2021-11-16T09:10:29.743+0000 DEBUG [vcf_dm,1bba40f51be1edaf,4708] [c.v.e.s.o.c.ProcessingTaskSubscriber,dm-exec-14] Collected the following errors for task with name DeleteNsxtEdgeNodeVmAction and ID ########-####-####-####-########0380: [ExecutionError [errorCode=null, errorResponse=LocalizableErrorResponse(messageBundle=com.vmware.vcf.common.fsm.plugins.nsxt.messages)], ExecutionError [errorCode=null, errorResponse=LocalizableErrorResponse(messageBundle=com.vmware.vcf.common.fsm.plugins.nsxt.messages)], ExecutionError [errorCode=null, errorResponse=LocalizableErrorResponse(messageBundle=com.vmware.evo.sddc.common.core.error.messages)]]
2021-11-16T09:10:29.755+0000 INFO [vcf_dm,1bba40f51be1edaf,fd0a] [c.v.e.s.o.c.ProcessingOrchestratorImpl,dm-exec-14] Prevalidation comp

Environment

VMware Cloud Foundation 4.4.x
VMware Cloud Foundation 4.3.x

Cause

During the execution of Edge Cluster Shrinkage workflow, VCF managed Virtual Machines (vCenter and NSX-T) get rebooted. The outage/reboot happened during the deletion of Edge Node Virtual Machine as part of Edge Cluster shrinkage operation. The outage/reboot of vCenter and NSX Virtual Machines left the selected Edge Node Virtual Machine in an inconsistent state in NSX. Due to the inconsistent state of Edge Node Virtual Machine, Edge Cluster Shrinkage workflow is not able to perform any action (I.e. delete) for the selected Edge Node Virtual Machine and reported the error for the same.

Once VCF managed Virtual Machines(vCenter and NSX) are back online, the customer tries to restart the failed Edge Cluster Workflow.

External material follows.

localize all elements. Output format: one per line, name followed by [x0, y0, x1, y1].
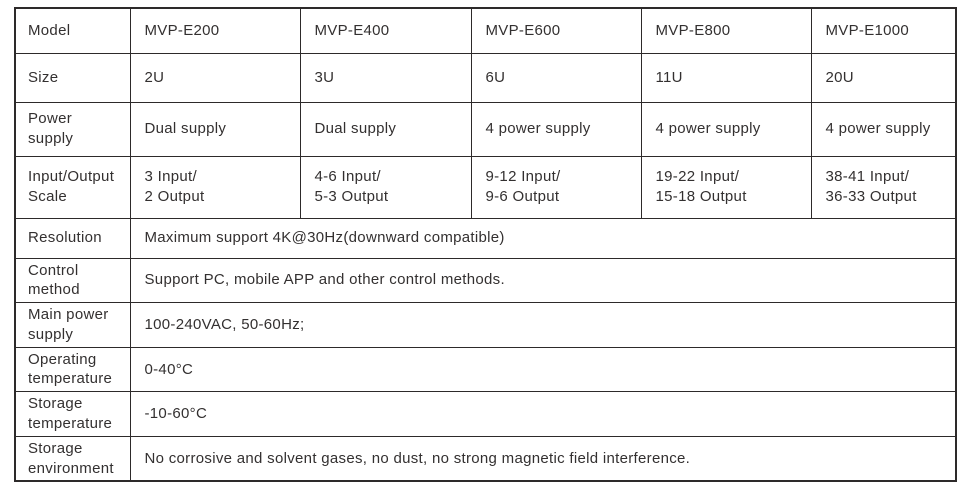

The Edge Cluster Shrinkage workflow starts from the previous failure task 'Delete NSX-T Data Center Edge Node VM'. The task 'Delete NSX-T Data Center Edge Node VM' is not able to perform the deletion operation because the selected Edge Virtual Machine is in in-consistent state.

Note: Log-in to NSX Web Console and navigate System → Fabric → Nodes → Edge Transport Nodes. It will show the selected Edge Virtual Machine with the state as DELETION FAILD/Configuration Error.

Resolution

NSX and vCenter Virtual Machines outage left the system in in-consistent state (Partial deleted edge node). In that case, retry edge cluster shrinkage automation is not supported. Perform manual actions for the deletion of selected Edge Node Virtual Machine from NSX and restart the Edge Cluster Shrinkage workflow from SDDC Manager to complete the shrinkage of Edge Cluster.

Workaround:
To workaround the issue, please follow the steps below:

Log-in to NSX Web Console and navigate System → Fabric → Nodes → Edge Transport Nodes. It will show the selected Edge Virtual Machine with the state as DELETION FAILD/Configuration Error.
Select the failed Edge Node and click on the DELETE to delete the node forcibly from NSX.
Log-in to SDDC Manager Web Console and restart the failed Edge Cluster Shrinkage workflow/task.